Other things you can talk about are letting them know you don't mean to sound harsh if it comes across that way. If you write a review based on elements (e.g. one section on characters, another on plot, another on flow/pacing, another on grammar and style, etc.), maybe you can mention that. I've seen someone have a 10 point rating scale for each section and then tally up a score at the end. My personal critiquing style is go line-by-line and critique as I read with an overall thoughts section at the end, though some people read the entire thing and leave their overall thoughts at the end. So however you want to format your critique, go ahead.

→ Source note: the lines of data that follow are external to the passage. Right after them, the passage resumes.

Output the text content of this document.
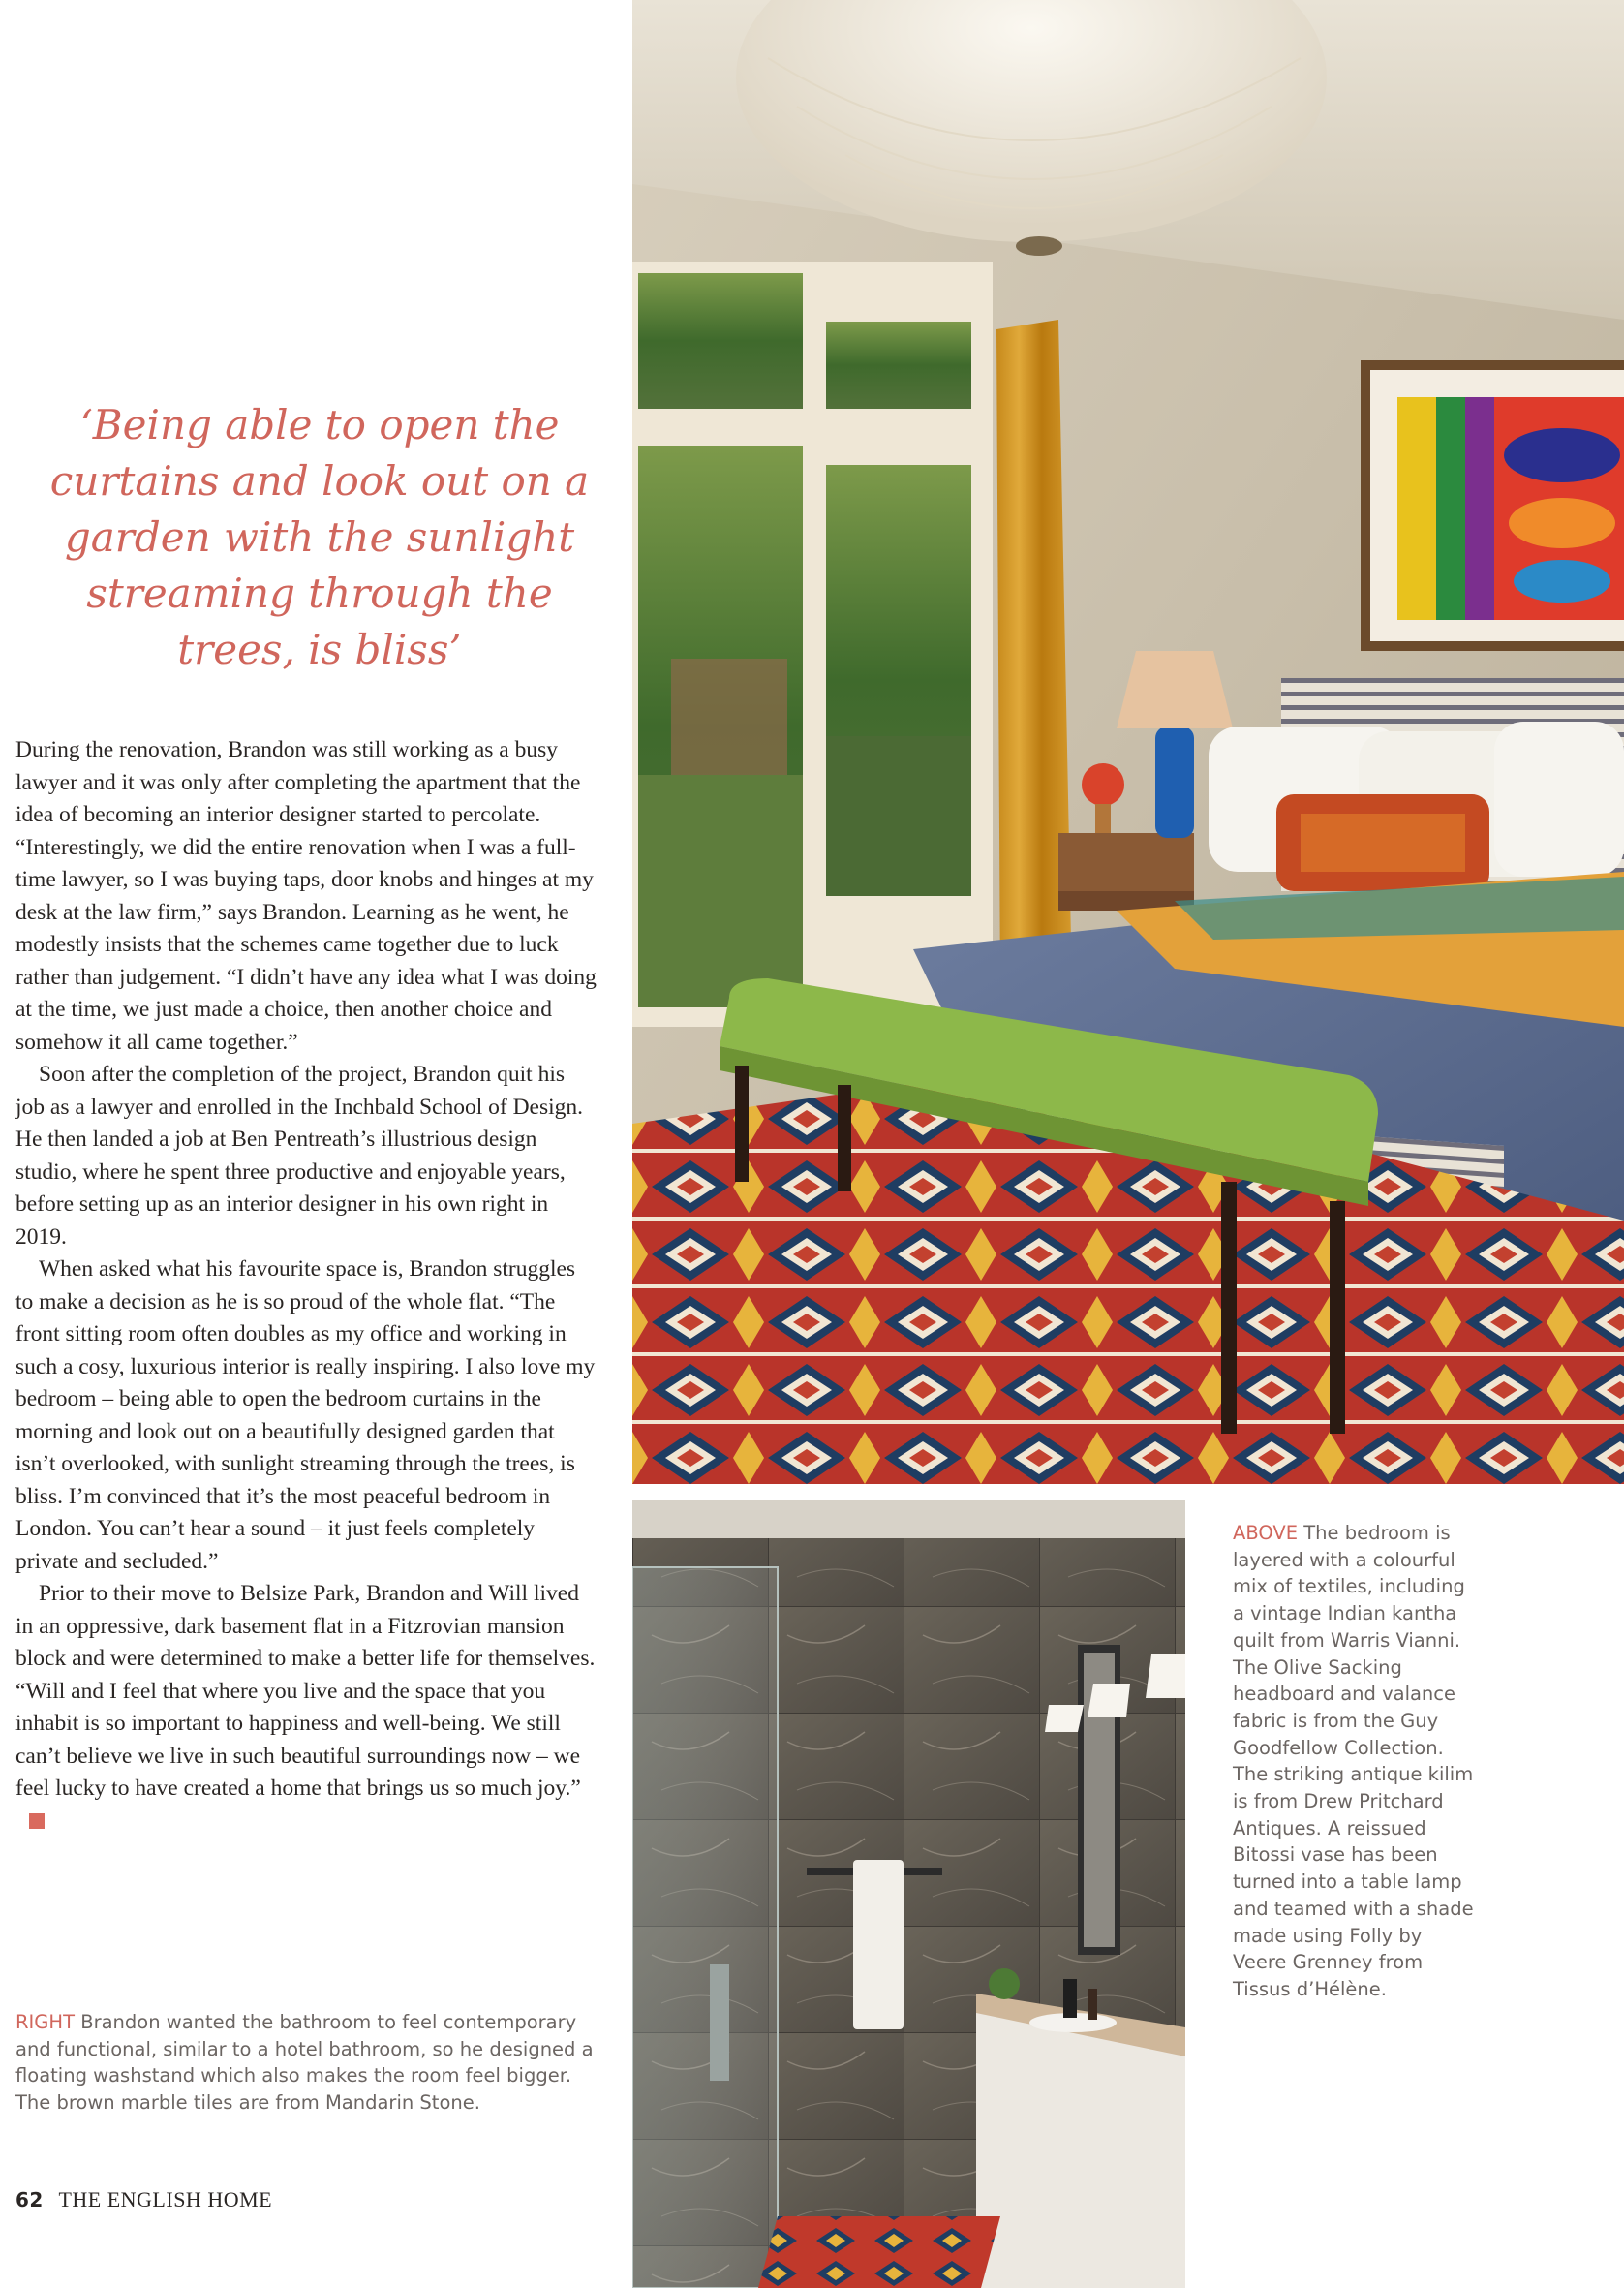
‘Being able to open the curtains and look out on a garden with the sunlight streaming through the trees, is bliss’

During the renovation, Brandon was still working as a busy lawyer and it was only after completing the apartment that the idea of becoming an interior designer started to percolate. “Interestingly, we did the entire renovation when I was a full-time lawyer, so I was buying taps, door knobs and hinges at my desk at the law firm,” says Brandon. Learning as he went, he modestly insists that the schemes came together due to luck rather than judgement. “I didn’t have any idea what I was doing at the time, we just made a choice, then another choice and somehow it all came together.”

Soon after the completion of the project, Brandon quit his job as a lawyer and enrolled in the Inchbald School of Design. He then landed a job at Ben Pentreath’s illustrious design studio, where he spent three productive and enjoyable years, before setting up as an interior designer in his own right in 2019.

When asked what his favourite space is, Brandon struggles to make a decision as he is so proud of the whole flat. “The front sitting room often doubles as my office and working in such a cosy, luxurious interior is really inspiring. I also love my bedroom – being able to open the bedroom curtains in the morning and look out on a beautifully designed garden that isn’t overlooked, with sunlight streaming through the trees, is bliss. I’m convinced that it’s the most peaceful bedroom in London. You can’t hear a sound – it just feels completely private and secluded.”

Prior to their move to Belsize Park, Brandon and Will lived in an oppressive, dark basement flat in a Fitzrovian mansion block and were determined to make a better life for themselves. “Will and I feel that where you live and the space that you inhabit is so important to happiness and well-being. We still can’t believe we live in such beautiful surroundings now – we feel lucky to have created a home that brings us so much joy.”

RIGHT Brandon wanted the bathroom to feel contemporary and functional, similar to a hotel bathroom, so he designed a floating washstand which also makes the room feel bigger. The brown marble tiles are from Mandarin Stone.
ABOVE The bedroom is layered with a colourful mix of textiles, including a vintage Indian kantha quilt from Warris Vianni. The Olive Sacking headboard and valance fabric is from the Guy Goodfellow Collection. The striking antique kilim is from Drew Pritchard Antiques. A reissued Bitossi vase has been turned into a table lamp and teamed with a shade made using Folly by Veere Grenney from Tissus d’Hélène.
62 THE ENGLISH HOME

2. Avoid talking to the author. Have you ever received a comment where someone talks about all the things YOU did wrong? All the mistakes YOU made? When a critique uses the word “you”, it's (usually) personally attacking the author, even if the critic didn't mean it like that. That's how it comes across. I'll show you the difference in the following examples:

“You did a lot of telling in the first paragraph.” vs. “The first paragraph had a lot of telling in it.”

“You use semicolons wrong. ” vs. “A semicolon was used incorrectly in this sentence.”

“You go on to say she groaned a second time, and that was really annoying.” vs. “The overuse of the phrase 'he/she groaned' makes the character sound annoying and whiny. Consider a different action to show their frustration such as, ____.”

Hopefully you see a stark difference in tone between each pair. The first sounds attacking and mean, and the other sounds a bit nicer and more professional. The first will likely earn you a rude reply from the author.

Of course, there will be some instances where using “you” is unavoidable, and that's okay. Especially if you're making a side comment to the author, who is a close friend of yours. For example, my friend tends to overwrite descriptions on unimportant things, so I always jokingly tease her about that. If I'm actually talking to her at that point in the critique, a “you” or two might slip out. Just try to avoid “you” whenever possible in the actual criticism. When it's not possible, don't worry about it. (note, I use “you” quite a bit in my how-to's because I am actually talking to you readers. I am not critiquing your writing. A critic should talk about the writing, not the author.) If, however, you are praising something about the story, it's actually a nice gesture to use "you" and speak directly to the author. e.g. "I love how you have such a big contrast in personalities between the protagonists. It sets up the conflict beautifully."